Agota Kristof, femme en miroirs

C’est une écriture implacable que celle qu’Agota Kristof déploie dans Le Grand Cahier, fable constituée d’entrées très brèves, qui mime la rédaction d’un cahier d’exercices rédigé par ses deux héros, jumeaux abandonnés en pleine guerre dans un pays de l’ex-bloc communiste. La composition virtuose de ce texte résiste à toutes les interprétations évidentes, ou plutôt les ouvre toutes en même temps.

Dès la première phrase « Nous arrivons dans la Grande Ville. » me voilà mise dans l’inconfort par ce point de vue dédoublé (les jumeaux ne se séparant jamais par la suite) qui persiste ensuite dans toutes les situations, rendant Le Grand Cahier profondément inquiétant. A cela, il faut ajouter que le choix du pronom pluriel annule toute référence au féminin ou au masculin et à l’individu lui-même, et donne à son expérience de femme prise dans la guerre une dimension universelle. Jetée dans le trouble de la double-énonciation, les hypothèses m’assaillent alors et me condamnent à l’enquête : est-ce bien de la gémellité dont nous parle Agota Kristof ? Ou n’est-ce pas plutôt ici, la double-voix de l’individue dissociée (qu’elle a été elle-même, lorsqu’elle a fui la Hongrie, après l’écrasement des Conseils Ouvriers de 1957, par l’armée soviétique) ? Ou encore, s’agit-il de parler de la part de soi qu’on laisse toujours en arrière lorsqu’on est amenée à quitter définitivement un pays ?

Il est sûr en tous cas que le choix de l’écriture enfantine veut se déjouer de la stylistique des Grands Romans. Les jumeaux nous en expliquent la raison, dans le chapitre Nos études : « Il est interdit d’écrire : « La Petite Ville est belle », car la Petite Ville peut être belle pour nous et laide pour les autres ». La rigueur de l’écriture blanche vient prolonger le travail ascétique sur le corps auquel se contraignent les enfants dans les chapitres Exercices de cruauté , Exercices de cécité et de surdité, Exercices de jeûne. Ils incorporent la violence de la guerre et réagissent en faisant de leurs propres corps des champs de bataille, de la même manière qu’Agota Kristof cisèle le texte, en empêchant les manifestations de subjectivité. Ce qui est grisant c’est à quel point l’écriture d’Agota Kristof est capable d’épouser totalement l’implacable volonté de maîtrise des deux garçons.

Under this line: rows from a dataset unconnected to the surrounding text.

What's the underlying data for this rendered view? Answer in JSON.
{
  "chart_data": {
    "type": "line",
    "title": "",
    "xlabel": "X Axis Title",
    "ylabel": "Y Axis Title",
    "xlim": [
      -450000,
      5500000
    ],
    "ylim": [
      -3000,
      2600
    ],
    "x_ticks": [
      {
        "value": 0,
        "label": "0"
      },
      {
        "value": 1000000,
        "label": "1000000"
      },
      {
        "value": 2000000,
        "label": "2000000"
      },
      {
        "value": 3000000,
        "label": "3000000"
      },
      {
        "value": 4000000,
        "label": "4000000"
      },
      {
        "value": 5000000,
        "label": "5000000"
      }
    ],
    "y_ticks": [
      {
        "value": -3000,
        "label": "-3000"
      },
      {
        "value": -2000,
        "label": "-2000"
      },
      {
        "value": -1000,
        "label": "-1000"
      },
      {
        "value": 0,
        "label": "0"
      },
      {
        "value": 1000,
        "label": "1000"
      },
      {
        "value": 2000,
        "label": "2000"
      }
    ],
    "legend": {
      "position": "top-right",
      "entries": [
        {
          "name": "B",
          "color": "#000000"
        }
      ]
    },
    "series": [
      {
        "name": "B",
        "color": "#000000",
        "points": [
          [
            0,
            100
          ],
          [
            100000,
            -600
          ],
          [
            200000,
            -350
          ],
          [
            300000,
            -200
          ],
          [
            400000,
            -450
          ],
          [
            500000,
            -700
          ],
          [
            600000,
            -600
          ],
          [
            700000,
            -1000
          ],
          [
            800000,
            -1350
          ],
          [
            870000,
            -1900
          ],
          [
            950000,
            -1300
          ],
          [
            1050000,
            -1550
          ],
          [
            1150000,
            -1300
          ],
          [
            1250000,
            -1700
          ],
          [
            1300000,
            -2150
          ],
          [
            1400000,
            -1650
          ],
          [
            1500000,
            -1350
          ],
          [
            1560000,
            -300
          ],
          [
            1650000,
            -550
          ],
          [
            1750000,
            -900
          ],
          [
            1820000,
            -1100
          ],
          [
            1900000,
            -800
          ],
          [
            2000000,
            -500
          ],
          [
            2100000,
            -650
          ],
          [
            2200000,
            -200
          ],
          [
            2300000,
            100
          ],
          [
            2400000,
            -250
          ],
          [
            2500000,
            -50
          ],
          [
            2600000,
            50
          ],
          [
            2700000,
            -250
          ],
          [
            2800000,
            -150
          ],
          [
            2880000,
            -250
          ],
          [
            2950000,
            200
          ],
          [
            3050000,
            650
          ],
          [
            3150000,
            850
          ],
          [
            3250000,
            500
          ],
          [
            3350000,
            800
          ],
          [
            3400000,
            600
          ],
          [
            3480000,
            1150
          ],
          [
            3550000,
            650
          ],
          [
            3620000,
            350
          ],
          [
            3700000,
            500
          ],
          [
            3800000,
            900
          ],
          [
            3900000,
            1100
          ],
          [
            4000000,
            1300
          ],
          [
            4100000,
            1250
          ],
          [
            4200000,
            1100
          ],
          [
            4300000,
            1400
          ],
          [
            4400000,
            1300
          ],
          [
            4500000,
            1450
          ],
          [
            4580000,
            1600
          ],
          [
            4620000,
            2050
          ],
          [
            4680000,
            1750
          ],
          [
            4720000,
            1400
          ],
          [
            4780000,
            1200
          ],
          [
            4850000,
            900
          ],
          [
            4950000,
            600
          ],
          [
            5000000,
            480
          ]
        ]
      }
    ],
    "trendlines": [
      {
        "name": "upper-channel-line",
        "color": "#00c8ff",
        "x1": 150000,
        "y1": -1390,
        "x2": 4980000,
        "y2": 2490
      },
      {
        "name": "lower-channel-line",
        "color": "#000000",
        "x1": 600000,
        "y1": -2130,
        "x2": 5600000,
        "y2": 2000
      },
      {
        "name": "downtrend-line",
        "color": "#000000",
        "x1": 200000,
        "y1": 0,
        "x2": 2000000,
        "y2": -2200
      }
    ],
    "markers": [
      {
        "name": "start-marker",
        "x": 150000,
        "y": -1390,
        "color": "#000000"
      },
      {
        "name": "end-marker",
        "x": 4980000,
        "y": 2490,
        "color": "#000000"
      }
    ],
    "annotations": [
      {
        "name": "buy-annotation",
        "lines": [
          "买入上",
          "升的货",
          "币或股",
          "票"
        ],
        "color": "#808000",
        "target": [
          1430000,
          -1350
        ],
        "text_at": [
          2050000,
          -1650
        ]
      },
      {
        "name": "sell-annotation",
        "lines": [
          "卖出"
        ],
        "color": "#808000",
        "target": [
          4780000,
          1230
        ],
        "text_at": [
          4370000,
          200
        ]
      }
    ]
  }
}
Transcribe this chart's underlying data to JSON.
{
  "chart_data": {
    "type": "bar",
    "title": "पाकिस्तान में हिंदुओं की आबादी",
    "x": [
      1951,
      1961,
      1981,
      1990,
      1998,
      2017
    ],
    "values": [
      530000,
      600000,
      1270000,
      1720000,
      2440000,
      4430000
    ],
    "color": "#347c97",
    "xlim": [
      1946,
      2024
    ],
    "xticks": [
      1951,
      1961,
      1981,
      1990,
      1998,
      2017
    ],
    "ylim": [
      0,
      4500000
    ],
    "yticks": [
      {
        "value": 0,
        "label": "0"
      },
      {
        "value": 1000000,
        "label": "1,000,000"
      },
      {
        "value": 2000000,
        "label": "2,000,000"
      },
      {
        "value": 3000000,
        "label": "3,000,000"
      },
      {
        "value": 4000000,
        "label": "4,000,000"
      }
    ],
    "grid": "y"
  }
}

Mais, au fil de la lecture, une étrange décorporéisation me prend : et s’il s’agissait finalement de n’être plusrien ? Tentation du néant, dont l’autrice ne fait pas l’apologie mais ne relève pas non plus les conséquences mortelles. Son discours semble être : Cela a été, cela est encore dans beaucoup de régions du monde, et cela produit une vision utilitaire des êtres et des choses. Ce qu’elle ne juge pas, mais qu’elle constate.

Il est certain qu’en procédant ainsi, Agota Kristof nous renseigne plus crûment que n’importe quel livre d’histoire, sur les affinités qu’entretient la guerre totalitaire avec le libéralisme. Elle objective de manière frappante ce qu’est un monde dénué de morale. Il n’est pas surprenant que sitôt le Grand Cahier publié en1986, Agota Kristof, qui avait passé sa vie après son arrivée en France, à travailler dans une usine d’horlogerie, fut immédiatement reconnue comme une autrice majeure. Décédée en 2011, elle laisse derrière elle deux autres romans, La Preuve et Le Troisième Mensonge, qui bouclent la trilogie et fissurent plus encore les maigres certitudes qui pouvaient nous rester au sujet des deux garçons.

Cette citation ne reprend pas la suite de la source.